O que era para ser um sábado típico de sol e praia no Rio de Janeiro se transformou em cenário de uma operação de resgate dramática. No início da tarde deste sábado (27), um ultraleve monomotor, modelo Cessna 170A, caiu no mar de Copacabana, na altura do Posto 3, assustando banhistas e mobilizando dezenas de agentes do Corpo de Bombeiros.

Testemunhas que aproveitavam o dia na areia relataram momentos de pânico. Segundo banhistas, o avião voava em baixa altitude, exibindo uma faixa publicitária — prática comum na orla carioca — quando, de repente, “deu de bico” na água. O impacto foi forte e a aeronave afundou quase instantaneamente, desaparecendo sob as ondas.

Operação de Resgate e Localização do Corpo O Quartel de Copacabana foi acionado por volta das 12h30. A operação contou com mais de 30 agentes, além de motos aquáticas, embarcações infláveis, drones e o apoio de um helicóptero. Após cerca de duas horas de buscas intensas e o uso de sonares para mapear o fundo do mar, os mergulhadores localizaram o corpo do piloto, que estava sozinho na aeronave.

O corpo foi levado para o Instituto Médico Legal (IML) para identificação oficial. De acordo com informações preliminares, a vítima decolou do Aeroporto de Jacarepaguá. O subprefeito da Zona Sul chegou a mencionar que este seria, supostamente, o primeiro voo oficial do piloto para a empresa responsável, mas as circunstâncias exatas ainda estão sendo apuradas.

Situação da Aeronave Dados do Registro Aeronáutico Brasileiro (RAB) da ANAC mostram que o ultraleve, operado pela empresa Visual Propaganda Aérea, estava com sua documentação e aeronavegabilidade em dia. Ou seja, legalmente, o avião estava apto para voar.

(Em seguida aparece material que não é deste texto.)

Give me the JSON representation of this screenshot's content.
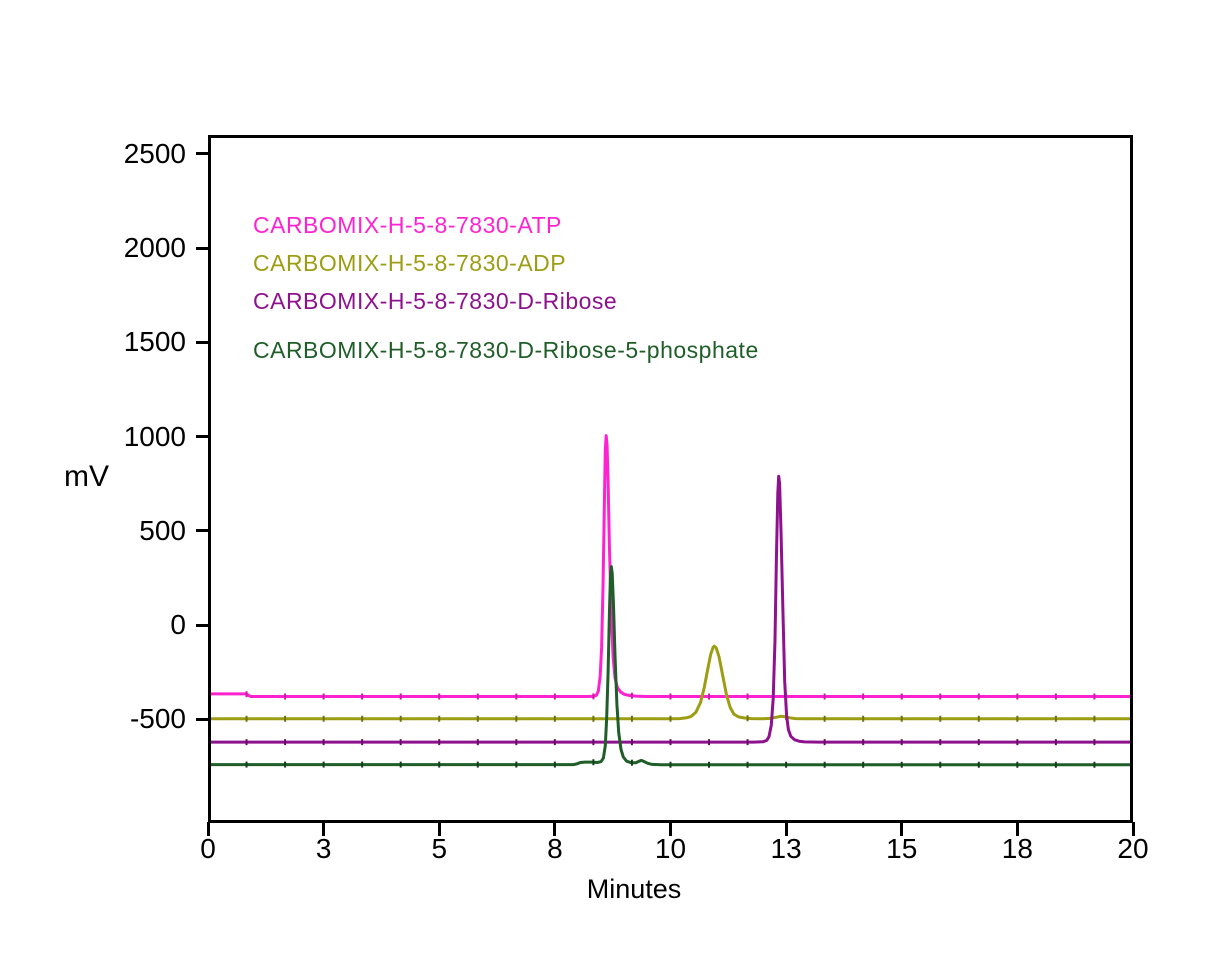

Agora, as investigações devem ficar a cargo das autoridades aeronáuticas e da Polícia Civil, que buscarão entender se houve falha mecânica, erro humano ou se as condições climáticas e térmicas influenciaram na perda de sustentação da aeronave. Enquanto isso, o clima na orla de Copacabana permanece de luto e reflexão sobre a segurança desses voos publicitários em áreas tão densamente povoadas.